The monthly mortgage calculation involves the total loan amount, loan term, interest rate and repayment method
1. Total loan amount and loan term
The total loan amount is the amount of borrowed money The total amount of money a person obtains from a bank or financial institution, and the loan term is how long the borrower has to pay back the loan. Generally speaking, the longer the loan term, the monthly repayments will be relatively lower, but the total interest expense will be higher.
2. Interest rate
Interest rate is the fee charged by a bank or financial institution for a loan, usually expressed in the form of an annual interest rate. The level of interest rates directly affects the monthly repayment amount. The higher the interest rate, the larger the monthly payment.
3. Repayment Methods
Common mortgage repayment methods include the equal principal and interest repayment method and the equal principal repayment method.
Equal principal and interest repayment method: repay the same amount of loan (including principal and interest) every month. In the early stages of repayment, interest expenses account for a large proportion, and as the principal is gradually repaid, interest expenses gradually decrease.
Equal principal repayment method: The same amount of principal is repaid every month, and interest is calculated based on the remaining principal. Therefore, the monthly repayment amount decreases month by month.
The bank or financial institution will calculate the monthly repayment amount based on the borrower's total loan amount, loan term, interest rate, and selected repayment method. The borrower needs to repay according to the repayment date and amount agreed in the contract.

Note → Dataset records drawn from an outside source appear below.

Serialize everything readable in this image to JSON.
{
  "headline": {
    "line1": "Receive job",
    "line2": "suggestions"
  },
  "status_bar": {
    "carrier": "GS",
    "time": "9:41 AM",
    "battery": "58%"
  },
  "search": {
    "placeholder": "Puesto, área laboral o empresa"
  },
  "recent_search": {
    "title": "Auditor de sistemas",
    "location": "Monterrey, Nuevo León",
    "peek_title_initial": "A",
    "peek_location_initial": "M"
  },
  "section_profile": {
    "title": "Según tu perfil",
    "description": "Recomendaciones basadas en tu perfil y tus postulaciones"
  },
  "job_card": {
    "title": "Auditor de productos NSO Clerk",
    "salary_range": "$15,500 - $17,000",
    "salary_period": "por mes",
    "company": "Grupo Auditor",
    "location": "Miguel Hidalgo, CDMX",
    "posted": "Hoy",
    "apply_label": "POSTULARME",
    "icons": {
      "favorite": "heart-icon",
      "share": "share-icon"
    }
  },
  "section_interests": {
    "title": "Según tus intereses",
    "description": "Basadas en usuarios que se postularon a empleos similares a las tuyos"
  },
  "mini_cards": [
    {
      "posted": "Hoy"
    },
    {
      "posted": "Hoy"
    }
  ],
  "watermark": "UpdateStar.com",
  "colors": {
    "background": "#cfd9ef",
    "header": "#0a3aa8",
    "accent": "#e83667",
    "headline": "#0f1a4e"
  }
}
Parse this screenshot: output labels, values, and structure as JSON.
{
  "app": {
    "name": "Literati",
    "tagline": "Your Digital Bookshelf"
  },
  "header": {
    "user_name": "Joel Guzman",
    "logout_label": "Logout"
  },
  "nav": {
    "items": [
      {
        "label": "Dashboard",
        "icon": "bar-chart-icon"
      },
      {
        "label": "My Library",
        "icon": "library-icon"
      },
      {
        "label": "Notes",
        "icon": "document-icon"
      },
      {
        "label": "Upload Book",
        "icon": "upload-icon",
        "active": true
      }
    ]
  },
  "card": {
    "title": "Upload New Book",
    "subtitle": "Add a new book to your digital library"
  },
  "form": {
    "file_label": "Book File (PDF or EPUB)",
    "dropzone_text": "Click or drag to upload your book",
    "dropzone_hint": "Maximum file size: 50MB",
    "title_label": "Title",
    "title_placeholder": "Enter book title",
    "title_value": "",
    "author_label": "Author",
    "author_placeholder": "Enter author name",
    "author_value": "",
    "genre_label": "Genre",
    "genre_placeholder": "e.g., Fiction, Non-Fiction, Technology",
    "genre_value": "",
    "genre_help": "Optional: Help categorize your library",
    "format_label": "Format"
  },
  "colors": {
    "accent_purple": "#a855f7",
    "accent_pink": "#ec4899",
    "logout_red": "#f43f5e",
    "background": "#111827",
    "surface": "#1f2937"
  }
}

4. Prepayment and liquidated damages
Sometimes the borrower may choose to repay part or all of the loan early. While early repayment can help reduce total interest expenses, banks may charge a penalty in some cases. Therefore, before repaying the loan early, the borrower needs to understand the terms of the contract and consult the bank's relevant regulations.
To summarize:
The monthly mortgage calculation involves multiple factors such as total loan amount, loan term, interest rate, and repayment method. Borrowers need to choose an appropriate repayment method based on their own financial conditions, and repay in accordance with the repayment date and amount agreed in the contract. Although early repayment can help reduce interest expenses, you need to pay attention to possible liquidated damages.
Legal basis:
"Contract Law of the People's Republic of China"
Article 125 provides:
If the parties have a dispute over their understanding of a contract term, they should determine the true meaning of the term based on the words and phrases used in the contract, the relevant clauses of the contract, the purpose of the contract, trading habits and the principle of good faith.